Grievance Protection Overview
Under the Railway Labor Act, a process for handling disputes is a mandatory part of every contract. As a member you may never have occasion to file a grievance for yourself. But rest assured, AFA-CWA uses the grievance process to uphold the duty we have as the sole collective bargaining representative for our membership.
It often takes many years to negotiate a contract, but the contract language is only as good as our determination to enforce it. Every flight attendant has an obligation to know the contract and to let your grievance representative know when the contract is violated.
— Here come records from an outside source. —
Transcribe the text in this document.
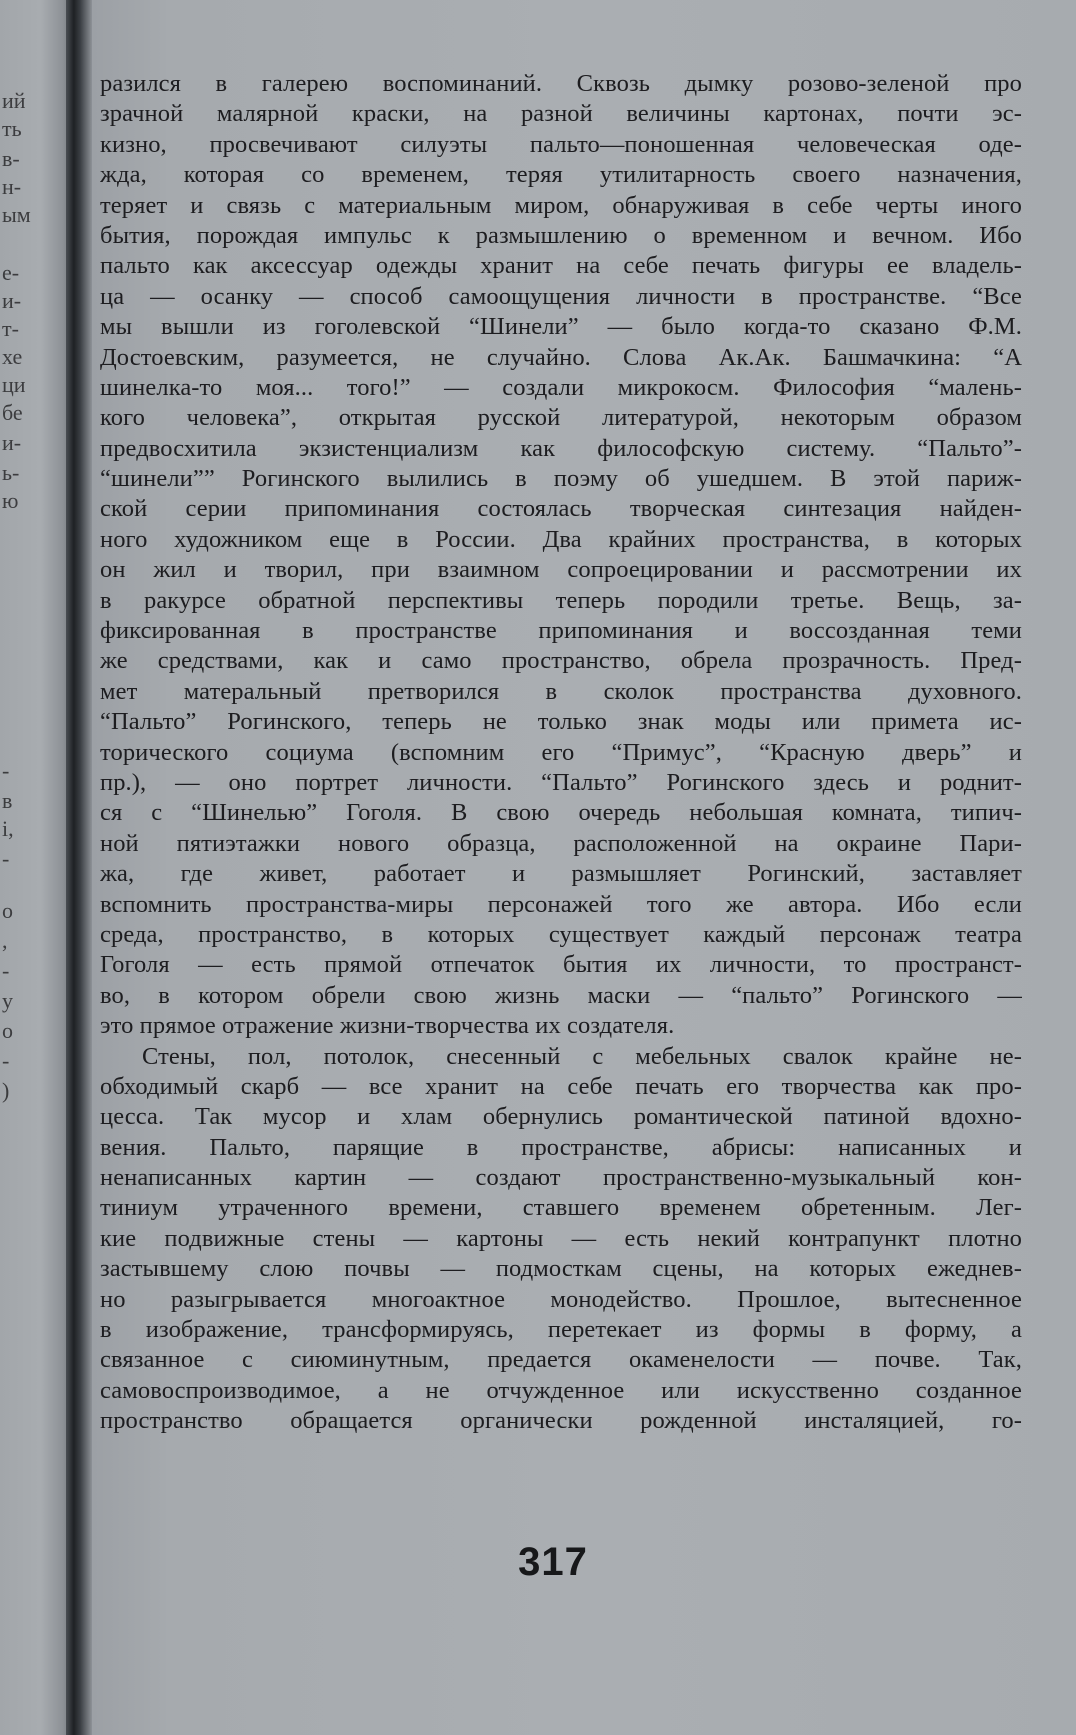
ий
ть
в-
н-
ым
е-
и-
т-
хе
ци
бе
и-
ь-
ю
-
в
і,
-
о
,
-
у
о
-
)
разился в галерею воспоминаний. Сквозь дымку розово-зеленой про
зрачной малярной краски, на разной величины картонах, почти эс-
кизно, просвечивают силуэты пальто—поношенная человеческая оде-
жда, которая со временем, теряя утилитарность своего назначения,
теряет и связь с материальным миром, обнаруживая в себе черты иного
бытия, порождая импульс к размышлению о временном и вечном. Ибо
пальто как аксессуар одежды хранит на себе печать фигуры ее владель-
ца — осанку — способ самоощущения личности в пространстве. “Все
мы вышли из гоголевской “Шинели” — было когда-то сказано Ф.М.
Достоевским, разумеется, не случайно. Слова Ак.Ак. Башмачкина: “А
шинелка-то моя... того!” — создали микрокосм. Философия “малень-
кого человека”, открытая русской литературой, некоторым образом
предвосхитила экзистенциализм как философскую систему. “Пальто”-
“шинели”” Рогинского вылились в поэму об ушедшем. В этой париж-
ской серии припоминания состоялась творческая синтезация найден-
ного художником еще в России. Два крайних пространства, в которых
он жил и творил, при взаимном сопроецировании и рассмотрении их
в ракурсе обратной перспективы теперь породили третье. Вещь, за-
фиксированная в пространстве припоминания и воссозданная теми
же средствами, как и само пространство, обрела прозрачность. Пред-
мет матеральный претворился в сколок пространства духовного.
“Пальто” Рогинского, теперь не только знак моды или примета ис-
торического социума (вспомним его “Примус”, “Красную дверь” и
пр.), — оно портрет личности. “Пальто” Рогинского здесь и роднит-
ся с “Шинелью” Гоголя. В свою очередь небольшая комната, типич-
ной пятиэтажки нового образца, расположенной на окраине Пари-
жа, где живет, работает и размышляет Рогинский, заставляет
вспомнить пространства-миры персонажей того же автора. Ибо если
среда, пространство, в которых существует каждый персонаж театра
Гоголя — есть прямой отпечаток бытия их личности, то пространст-
во, в котором обрели свою жизнь маски — “пальто” Рогинского —
это прямое отражение жизни-творчества их создателя.
Стены, пол, потолок, снесенный с мебельных свалок крайне не-
обходимый скарб — все хранит на себе печать его творчества как про-
цесса. Так мусор и хлам обернулись романтической патиной вдохно-
вения. Пальто, парящие в пространстве, абрисы: написанных и
ненаписанных картин — создают пространственно-музыкальный кон-
тиниум утраченного времени, ставшего временем обретенным. Лег-
кие подвижные стены — картоны — есть некий контрапункт плотно
застывшему слою почвы — подмосткам сцены, на которых ежеднев-
но разыгрывается многоактное монодейство. Прошлое, вытесненное
в изображение, трансформируясь, перетекает из формы в форму, а
связанное с сиюминутным, предается окаменелости — почве. Так,
самовоспроизводимое, а не отчужденное или искусственно созданное
пространство обращается органически рожденной инсталяцией, го-
317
Sometimes it is necessary to “fly now and grieve later.” If you believe you are being ordered to fly in violation of the contract, you should fill out the “fly under protest” form, giving one to the scheduler or supervisor, and one to the union representative.
Sometimes a provision of the contract is unclear. Sometimes both management and the union have a good faith interpretation of what they agreed to, but nevertheless have a conflicting understanding of what the language means. The neutral arbitrator required under the System Board section of the contract provides the means to make a final and binding decision. Arbitrators then function as a “third” party to the relationship between management and union.
Besides contract interpretation, the grievance process is available to flight attendants who have been disciplined unfairly. There are six basic reasons to claim a discipline fails to meet the standard for “just cause.” When you are called into a meeting you suspect might be for discipline, be sure to take a union representative with you. They can make sure the investigation is conducted fairly. If a grievance is called for, they will file it for you and represent you all the way to resolution.
While grievances may seem adversarial, a mature management recognizes this as part of the role of the union and a necessary process to maintain the integrity of the equal relationship they have with the union. Both parties benefit when language laid down by both parties in the contract, and disciplinary rules generally recognized throughout industry, are enforced in a systematic and businesslike way.